True happiness is to "love and be loved," Vanier believes, and he has incorporated that precept into his philosophy of accompaniment and service. He calls the world to recognize the tremendous gifts of people who have all too often been rejected by society.

The L'Arche journey began 50 years ago when Vanier invited two men with disabilities to move from the institutions in which they were housed into his own home. Beginning with this one house in France, L'Arche has grown to become a worldwide network of more than 130 communities committed to sharing the lives of people with disabilities.

"There are few people in our world today who have inspired as many people to respect the dignity of every human being than Jean Vanier," says Rev. Robert Dowd, CSC, director of the Ford Program in Human Development Studies and Solidarity, which presents the Award.

"In L'Arche communities, something extremely simple yet very powerful takes place," explains Dowd. "The so-called disabled and those with whom they live and work grow in awareness of their God-given value. This awareness encourages people to develop and share their talents and leads to authentic human development."

This year's award ceremony will take place on October 23, 2014, at the University of Notre Dame's Rome Global Gateway as part of the Kellogg Institute for International Studies Conference on Human Dignity and Human Development. The international conference will bring together academics and practitioners from around the world to explore different understandings of human dignity in the context of development—and the implications of a comprehensive respect for human dignity for the practice of development.

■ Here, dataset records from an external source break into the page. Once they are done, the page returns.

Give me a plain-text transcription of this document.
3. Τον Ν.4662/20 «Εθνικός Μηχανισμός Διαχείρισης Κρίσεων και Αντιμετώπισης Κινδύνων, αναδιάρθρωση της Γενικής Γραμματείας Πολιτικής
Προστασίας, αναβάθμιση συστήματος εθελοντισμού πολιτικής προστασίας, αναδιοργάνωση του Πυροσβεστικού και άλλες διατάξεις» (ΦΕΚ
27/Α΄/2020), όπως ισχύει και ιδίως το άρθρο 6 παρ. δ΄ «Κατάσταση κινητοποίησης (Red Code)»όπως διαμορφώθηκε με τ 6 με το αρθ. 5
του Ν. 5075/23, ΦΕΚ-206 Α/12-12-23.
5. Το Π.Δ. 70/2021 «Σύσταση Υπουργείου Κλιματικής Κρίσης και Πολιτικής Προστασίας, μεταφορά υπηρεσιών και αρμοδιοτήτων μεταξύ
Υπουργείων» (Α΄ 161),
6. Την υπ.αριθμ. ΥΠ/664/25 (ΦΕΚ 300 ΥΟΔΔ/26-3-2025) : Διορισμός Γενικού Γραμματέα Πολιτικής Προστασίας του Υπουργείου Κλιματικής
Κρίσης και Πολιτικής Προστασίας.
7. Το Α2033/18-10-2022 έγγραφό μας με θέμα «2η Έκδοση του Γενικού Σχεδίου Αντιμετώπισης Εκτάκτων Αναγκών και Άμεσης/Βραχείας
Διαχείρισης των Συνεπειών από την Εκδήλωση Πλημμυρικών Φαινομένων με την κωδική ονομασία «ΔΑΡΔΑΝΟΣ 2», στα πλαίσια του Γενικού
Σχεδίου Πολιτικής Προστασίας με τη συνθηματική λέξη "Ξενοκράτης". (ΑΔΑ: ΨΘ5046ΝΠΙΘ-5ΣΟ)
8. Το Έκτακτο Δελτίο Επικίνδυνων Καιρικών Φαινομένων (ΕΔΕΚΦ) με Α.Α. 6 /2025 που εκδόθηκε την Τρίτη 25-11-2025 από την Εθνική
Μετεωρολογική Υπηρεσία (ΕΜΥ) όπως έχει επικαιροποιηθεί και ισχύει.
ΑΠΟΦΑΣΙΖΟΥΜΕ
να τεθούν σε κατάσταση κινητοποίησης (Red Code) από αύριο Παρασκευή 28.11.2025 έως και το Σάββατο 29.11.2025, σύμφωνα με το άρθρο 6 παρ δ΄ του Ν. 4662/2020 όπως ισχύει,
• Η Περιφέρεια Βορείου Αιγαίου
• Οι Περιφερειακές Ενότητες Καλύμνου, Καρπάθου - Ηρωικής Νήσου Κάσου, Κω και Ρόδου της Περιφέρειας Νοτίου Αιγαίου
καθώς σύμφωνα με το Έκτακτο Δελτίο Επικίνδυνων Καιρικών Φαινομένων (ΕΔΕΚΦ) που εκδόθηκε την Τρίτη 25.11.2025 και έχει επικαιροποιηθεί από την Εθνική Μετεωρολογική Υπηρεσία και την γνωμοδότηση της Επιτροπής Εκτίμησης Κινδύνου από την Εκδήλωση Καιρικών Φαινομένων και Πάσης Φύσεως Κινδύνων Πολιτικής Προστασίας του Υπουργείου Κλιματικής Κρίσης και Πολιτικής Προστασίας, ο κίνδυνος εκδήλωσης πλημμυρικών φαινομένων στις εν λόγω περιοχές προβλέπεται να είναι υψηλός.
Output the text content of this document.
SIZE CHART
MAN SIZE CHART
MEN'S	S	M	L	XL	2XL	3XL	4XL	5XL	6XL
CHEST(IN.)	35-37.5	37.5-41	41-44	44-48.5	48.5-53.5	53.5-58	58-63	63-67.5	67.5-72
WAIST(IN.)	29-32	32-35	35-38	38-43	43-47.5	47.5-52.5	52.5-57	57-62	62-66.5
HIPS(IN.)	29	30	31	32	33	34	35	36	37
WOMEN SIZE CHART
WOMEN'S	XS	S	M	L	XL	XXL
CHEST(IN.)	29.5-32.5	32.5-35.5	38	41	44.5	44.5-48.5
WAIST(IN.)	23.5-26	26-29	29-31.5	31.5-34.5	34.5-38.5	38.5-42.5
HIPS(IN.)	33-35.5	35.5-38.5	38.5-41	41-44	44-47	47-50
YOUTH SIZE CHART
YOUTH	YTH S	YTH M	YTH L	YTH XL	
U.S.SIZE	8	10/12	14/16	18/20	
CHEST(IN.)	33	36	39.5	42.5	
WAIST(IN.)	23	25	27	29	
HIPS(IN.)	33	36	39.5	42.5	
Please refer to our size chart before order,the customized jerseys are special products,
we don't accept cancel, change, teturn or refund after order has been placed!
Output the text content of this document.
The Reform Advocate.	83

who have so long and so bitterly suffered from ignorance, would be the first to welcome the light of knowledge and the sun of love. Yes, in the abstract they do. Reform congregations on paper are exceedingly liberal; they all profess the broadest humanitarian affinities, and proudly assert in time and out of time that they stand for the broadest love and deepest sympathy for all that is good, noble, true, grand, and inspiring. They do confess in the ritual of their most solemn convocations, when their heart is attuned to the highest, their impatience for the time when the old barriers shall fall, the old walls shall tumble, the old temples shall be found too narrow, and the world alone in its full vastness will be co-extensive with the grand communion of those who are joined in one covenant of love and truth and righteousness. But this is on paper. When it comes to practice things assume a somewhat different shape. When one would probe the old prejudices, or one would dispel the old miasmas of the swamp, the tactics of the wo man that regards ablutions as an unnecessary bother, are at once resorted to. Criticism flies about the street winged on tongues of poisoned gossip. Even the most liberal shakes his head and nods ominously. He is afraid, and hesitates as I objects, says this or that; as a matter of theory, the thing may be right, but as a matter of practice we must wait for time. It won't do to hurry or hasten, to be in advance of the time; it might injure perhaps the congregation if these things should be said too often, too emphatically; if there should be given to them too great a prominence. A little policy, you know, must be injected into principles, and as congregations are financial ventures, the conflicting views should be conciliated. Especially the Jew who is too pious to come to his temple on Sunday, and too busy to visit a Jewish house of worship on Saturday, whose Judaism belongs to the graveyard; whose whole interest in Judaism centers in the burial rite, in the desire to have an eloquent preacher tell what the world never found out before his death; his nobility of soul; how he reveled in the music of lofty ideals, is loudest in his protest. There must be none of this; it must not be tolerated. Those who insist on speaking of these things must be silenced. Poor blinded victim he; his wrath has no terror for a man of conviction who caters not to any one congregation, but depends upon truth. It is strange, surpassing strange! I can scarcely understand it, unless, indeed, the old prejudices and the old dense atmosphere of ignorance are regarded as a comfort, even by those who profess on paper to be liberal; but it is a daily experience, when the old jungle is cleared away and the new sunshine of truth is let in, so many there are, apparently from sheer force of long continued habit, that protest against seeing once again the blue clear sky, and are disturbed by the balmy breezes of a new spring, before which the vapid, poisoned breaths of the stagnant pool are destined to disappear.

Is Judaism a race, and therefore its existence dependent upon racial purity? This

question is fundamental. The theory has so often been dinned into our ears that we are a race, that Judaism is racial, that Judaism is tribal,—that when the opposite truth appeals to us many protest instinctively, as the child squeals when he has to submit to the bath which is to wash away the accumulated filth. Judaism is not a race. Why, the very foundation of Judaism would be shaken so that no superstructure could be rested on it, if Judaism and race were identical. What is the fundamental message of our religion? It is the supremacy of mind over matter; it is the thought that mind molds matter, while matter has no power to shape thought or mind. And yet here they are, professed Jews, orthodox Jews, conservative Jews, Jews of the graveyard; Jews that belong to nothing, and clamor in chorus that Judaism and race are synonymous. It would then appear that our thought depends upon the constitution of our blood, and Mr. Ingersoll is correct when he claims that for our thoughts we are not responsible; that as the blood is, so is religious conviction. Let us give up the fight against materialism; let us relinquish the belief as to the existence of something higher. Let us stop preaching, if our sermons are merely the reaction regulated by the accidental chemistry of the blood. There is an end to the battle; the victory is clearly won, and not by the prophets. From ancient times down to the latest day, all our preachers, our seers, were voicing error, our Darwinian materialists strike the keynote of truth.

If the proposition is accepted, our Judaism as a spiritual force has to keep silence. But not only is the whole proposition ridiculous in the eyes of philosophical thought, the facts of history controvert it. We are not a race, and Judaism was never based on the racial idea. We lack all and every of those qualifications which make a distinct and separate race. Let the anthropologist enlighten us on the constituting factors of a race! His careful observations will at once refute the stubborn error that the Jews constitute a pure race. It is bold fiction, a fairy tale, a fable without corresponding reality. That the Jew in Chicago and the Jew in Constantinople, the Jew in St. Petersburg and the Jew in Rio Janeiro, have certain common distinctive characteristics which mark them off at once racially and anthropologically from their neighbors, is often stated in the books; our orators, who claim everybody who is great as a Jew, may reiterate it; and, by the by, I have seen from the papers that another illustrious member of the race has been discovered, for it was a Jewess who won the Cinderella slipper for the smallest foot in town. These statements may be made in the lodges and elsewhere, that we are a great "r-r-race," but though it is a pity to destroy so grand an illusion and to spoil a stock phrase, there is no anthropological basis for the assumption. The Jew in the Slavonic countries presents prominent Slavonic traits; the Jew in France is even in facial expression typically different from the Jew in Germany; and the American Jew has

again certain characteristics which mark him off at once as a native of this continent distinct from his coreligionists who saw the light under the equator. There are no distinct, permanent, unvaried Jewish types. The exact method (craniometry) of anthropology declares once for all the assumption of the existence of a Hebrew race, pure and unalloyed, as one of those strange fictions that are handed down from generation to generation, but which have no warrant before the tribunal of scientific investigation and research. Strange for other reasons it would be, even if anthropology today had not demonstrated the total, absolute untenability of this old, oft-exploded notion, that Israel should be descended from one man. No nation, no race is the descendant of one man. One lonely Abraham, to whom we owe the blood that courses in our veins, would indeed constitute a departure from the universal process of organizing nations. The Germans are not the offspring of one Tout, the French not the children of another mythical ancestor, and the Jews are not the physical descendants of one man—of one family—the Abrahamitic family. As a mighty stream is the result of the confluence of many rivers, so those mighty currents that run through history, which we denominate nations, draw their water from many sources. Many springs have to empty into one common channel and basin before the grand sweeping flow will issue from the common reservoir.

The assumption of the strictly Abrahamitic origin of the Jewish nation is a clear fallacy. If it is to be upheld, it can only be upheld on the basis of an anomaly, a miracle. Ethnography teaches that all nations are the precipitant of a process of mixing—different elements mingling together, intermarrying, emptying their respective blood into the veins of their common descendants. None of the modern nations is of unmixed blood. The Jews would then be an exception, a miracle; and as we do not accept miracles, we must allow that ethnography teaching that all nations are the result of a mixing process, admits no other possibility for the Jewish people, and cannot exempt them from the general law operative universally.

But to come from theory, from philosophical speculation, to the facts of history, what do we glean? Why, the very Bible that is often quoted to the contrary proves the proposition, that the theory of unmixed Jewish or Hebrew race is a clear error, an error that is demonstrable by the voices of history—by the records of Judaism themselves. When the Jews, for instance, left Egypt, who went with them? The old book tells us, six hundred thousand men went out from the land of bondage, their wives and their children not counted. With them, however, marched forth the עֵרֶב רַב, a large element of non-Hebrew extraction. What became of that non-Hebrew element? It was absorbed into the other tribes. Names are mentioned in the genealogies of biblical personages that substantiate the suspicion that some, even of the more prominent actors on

The Ford Family Notre Dame Award for International Human Development and Solidarity recognizes substantial contributions to human development through research, practice, public service, or philanthropy. Recipients are honored for standing in solidarity with those in deepest need, supporting them to become agents of their own change.

Past recipients of the Notre Dame Award include social entrepreneur Jacqueline Novogratz, CEO and Founder of Acumen; development economist and Nobel laureate Amartya Sen; Partners In Health, whose cofounders Paul Farmer and Ophelia Dahl accepted the award on its behalf; and Patti and Ray Chambers, the United Nations Secretary General's Special Envoy for Malaria.